All this leads up to what Helen did. (Yes, I must call her Helen.) Severn, just before we left, had called me into his study for a farewell whisky. He was in high good humour. "You fellows think I've been joking all the time," he said, "but I haven't.... Only some of the time." He laughed. "For instance, when I talked about Terry going abroad to Paris or Vienna or somewhere, I really meant it. I think it would be a splendid chance for him.... You might ask him, as you go home, how he'd care to have a few years working with Karelsky. He'll know who Karelsky is."

While we were drinking and chatting he had to answer the telephone. The matter, I gathered, was of a rather private nature, so I edged away towards the doorway that looked into the hall.

And then I saw Terry. His back was towards me, and in front of him, almost hidden from my sight by his tall and upright body, was Helen. The lights in the hall were very subdued, and all I could see of her distinctly was the knuckle of her right hand as she held the lapel of his coat.

She had been talking to him earnestly, and I caught what was evidently a final remark. "... and you mustn't take any notice of him, Terry—you mustn't.... I'd hate you to be influenced by him at all...." Only that, whispered very eagerly.

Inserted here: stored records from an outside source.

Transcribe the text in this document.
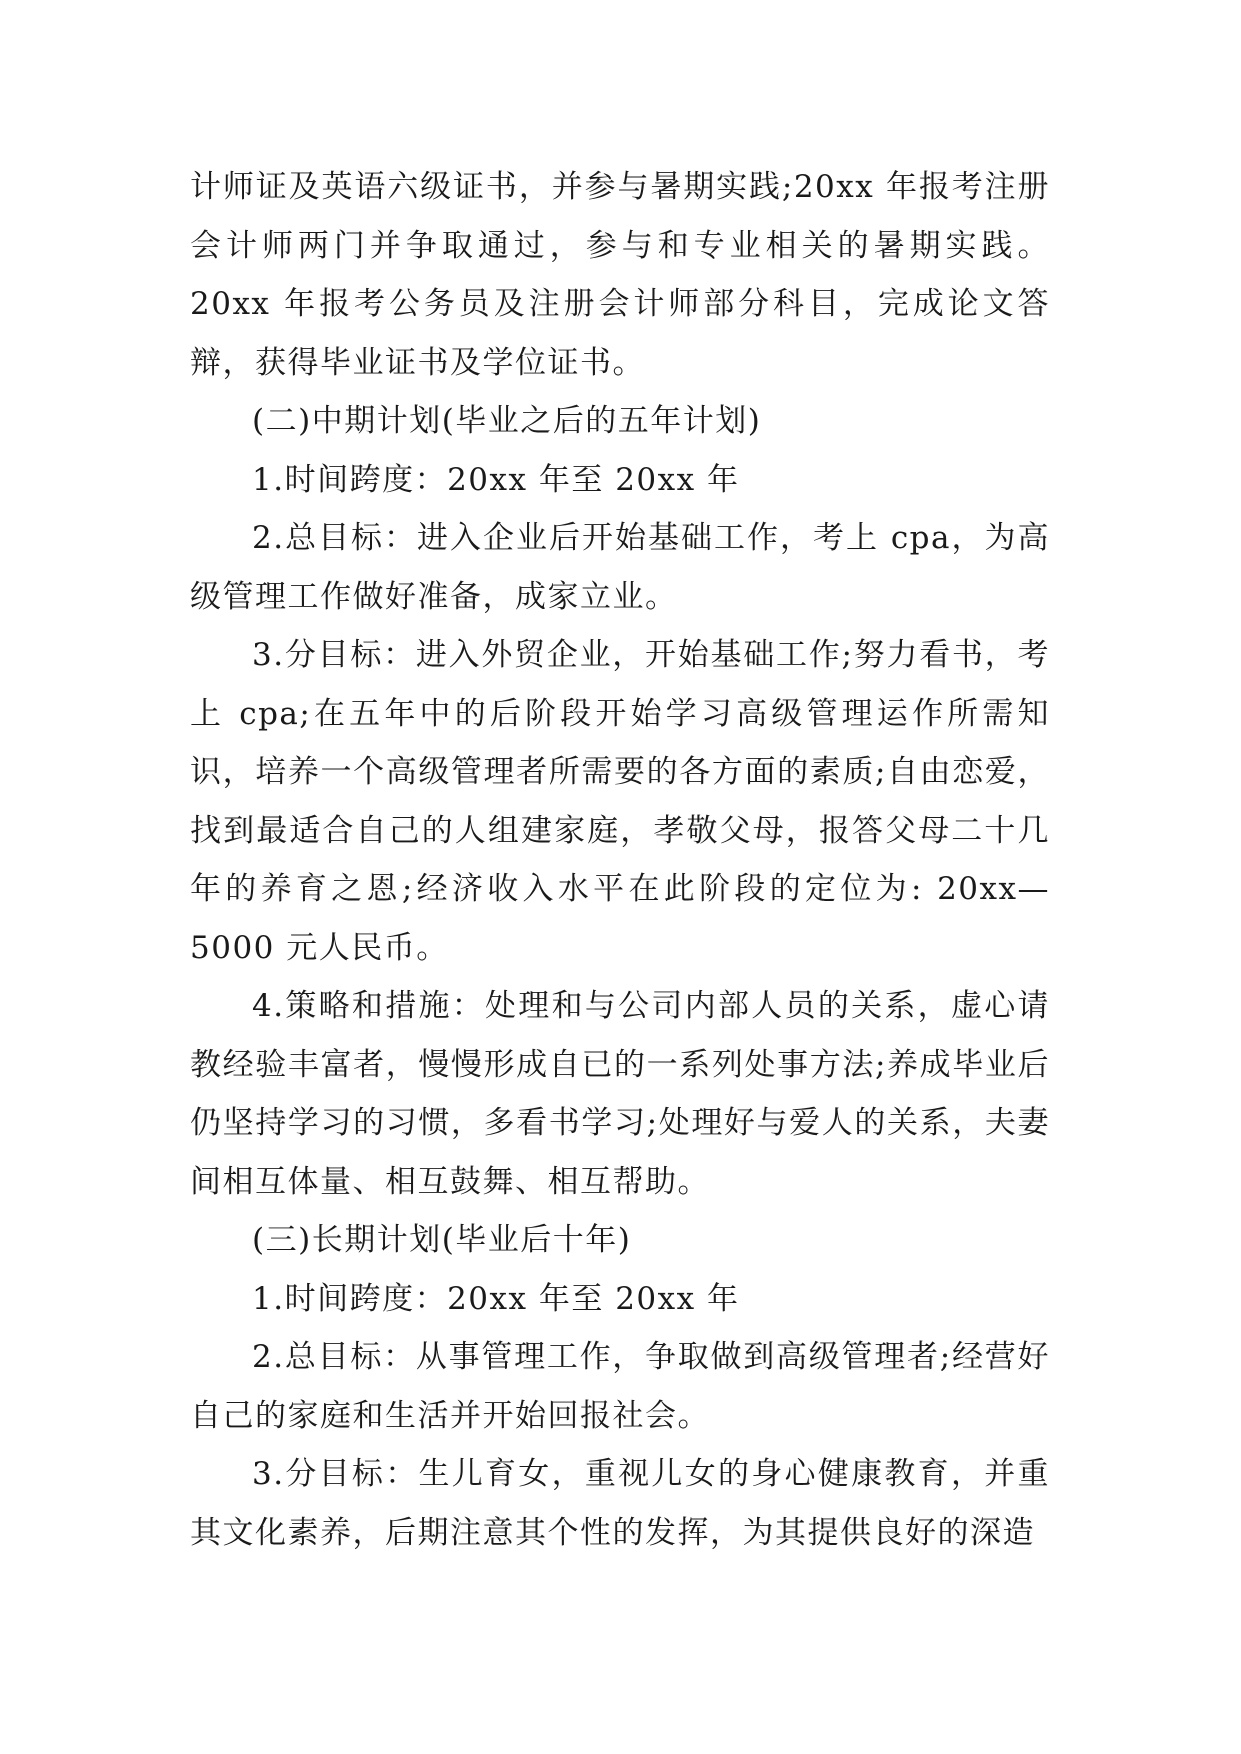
计师证及英语六级证书，并参与暑期实践;20xx 年报考注册会计师两门并争取通过，参与和专业相关的暑期实践。20xx 年报考公务员及注册会计师部分科目，完成论文答辩，获得毕业证书及学位证书。

(二)中期计划(毕业之后的五年计划)

1.时间跨度：20xx 年至 20xx 年

2.总目标：进入企业后开始基础工作，考上 cpa，为高级管理工作做好准备，成家立业。

3.分目标：进入外贸企业，开始基础工作;努力看书，考上 cpa;在五年中的后阶段开始学习高级管理运作所需知识，培养一个高级管理者所需要的各方面的素质;自由恋爱，找到最适合自己的人组建家庭，孝敬父母，报答父母二十几年的养育之恩;经济收入水平在此阶段的定位为: 20xx—5000 元人民币。

4.策略和措施：处理和与公司内部人员的关系，虚心请教经验丰富者，慢慢形成自已的一系列处事方法;养成毕业后仍坚持学习的习惯，多看书学习;处理好与爱人的关系，夫妻间相互体量、相互鼓舞、相互帮助。

(三)长期计划(毕业后十年)

1.时间跨度：20xx 年至 20xx 年

2.总目标：从事管理工作，争取做到高级管理者;经营好自己的家庭和生活并开始回报社会。

3.分目标：生儿育女，重视儿女的身心健康教育，并重其文化素养，后期注意其个性的发挥，为其提供良好的深造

He said nothing in reply, and then suddenly, glancing over his shoulder with a little side-movement of her head, she saw me. I know she did, although at that moment I had almost withdrawn myself into the study. It was not deliberate eavesdropping, anyhow.

IV

Looking back on it all now, I can see exactly what was happening. But I couldn't then. It puzzled me that Terry had been so concerned by what had seemed to me merely a brilliant improvisation by a born improviser. But when I told him what Severn had said about Karelsky his manner changed. He seemed rather dazed with the idea, and he insisted on taking me back to his rooms that night and showing me everything he could find that had anything to do with Karelsky. Apparently he was a scientific star of the first magnitude. There was a photograph of him in a recent number of Discovery, and an article by him in the Science Review on the Function of the Nucleolus in the Life of the Animal Cell. His translated work "Eosinophilic Leucocytes in the Thymus of Postnatal Pigs" was, so Terry informed me, a monument of research; and he had also created a stir in the world of mathematics by a paper in a German journal on "Die Veranderlichkeit der Licht—und Farbe-Empfidnungen." Altogether he was undoubtedly a great man.

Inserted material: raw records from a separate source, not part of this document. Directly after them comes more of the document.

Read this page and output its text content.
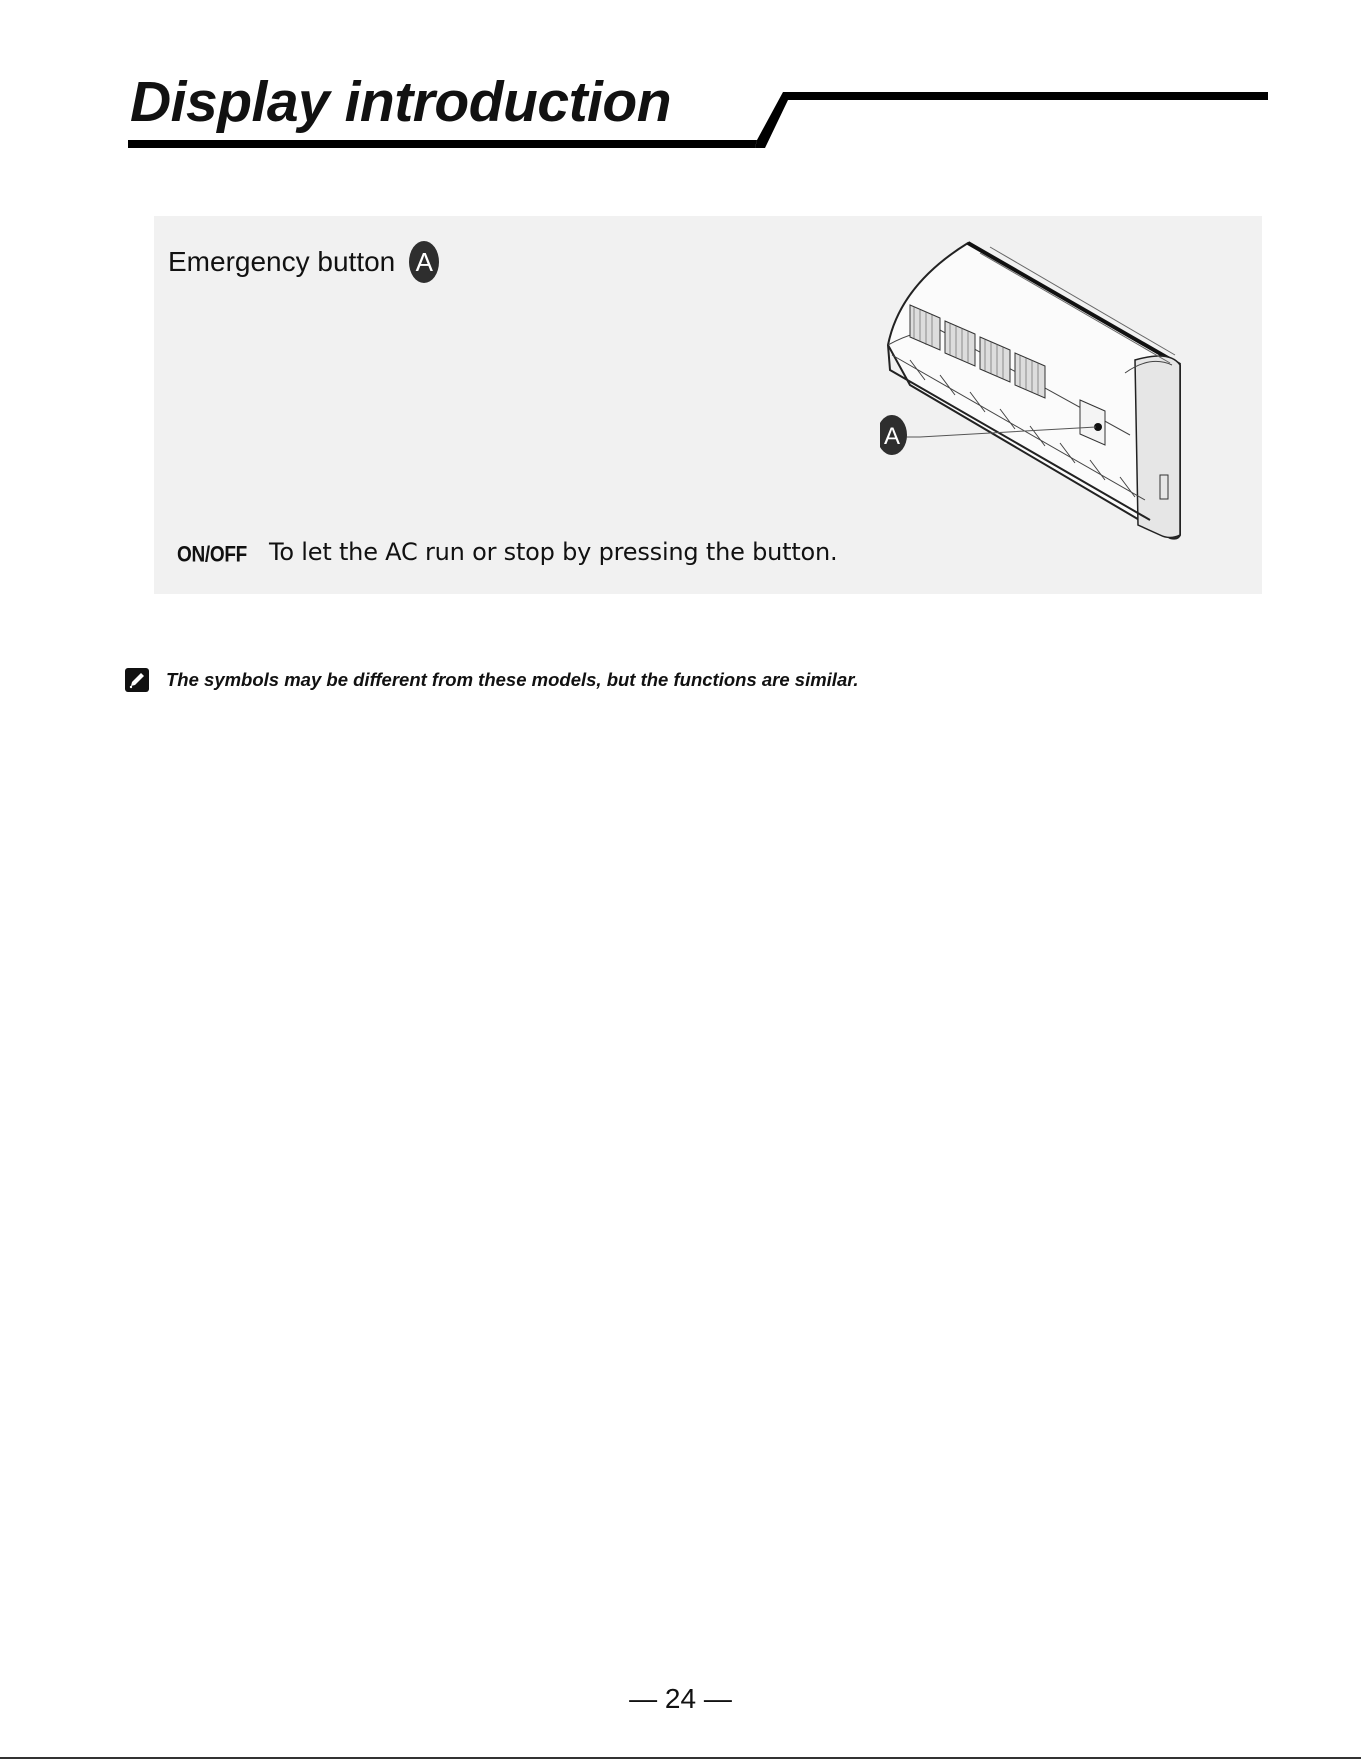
Display introduction
Emergency button A
A
ON/OFF To let the AC run or stop by pressing the button.
The symbols may be different from these models, but the functions are similar.
— 24 —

We sat up till nearly two in the morning discussing Karelsky and Vienna and so on. Terry's attitude astonished me, yet, in a way, it thrilled me also; it had, if the metaphor isn't too fanciful, the austere beauty of a Greek statue. What I mean is that he was thinking of nothing—nothing at all—except his work. The idea of having anything to do with the great Karelsky had stirred in him something that had always existed but had rarely permitted itself to be seen—a sort of frozen, white-hot passion for laboratory-research. It glowed in his eyes and trembled in his voice; it burned as fiercely as the art of any artist. It would be fine, he thought, to know Karelsky, and not only to know him, but to work with him and learn from him. It would be glorious to sit at the feet of the man who had discovered no fewer than three new species of spalax monticola.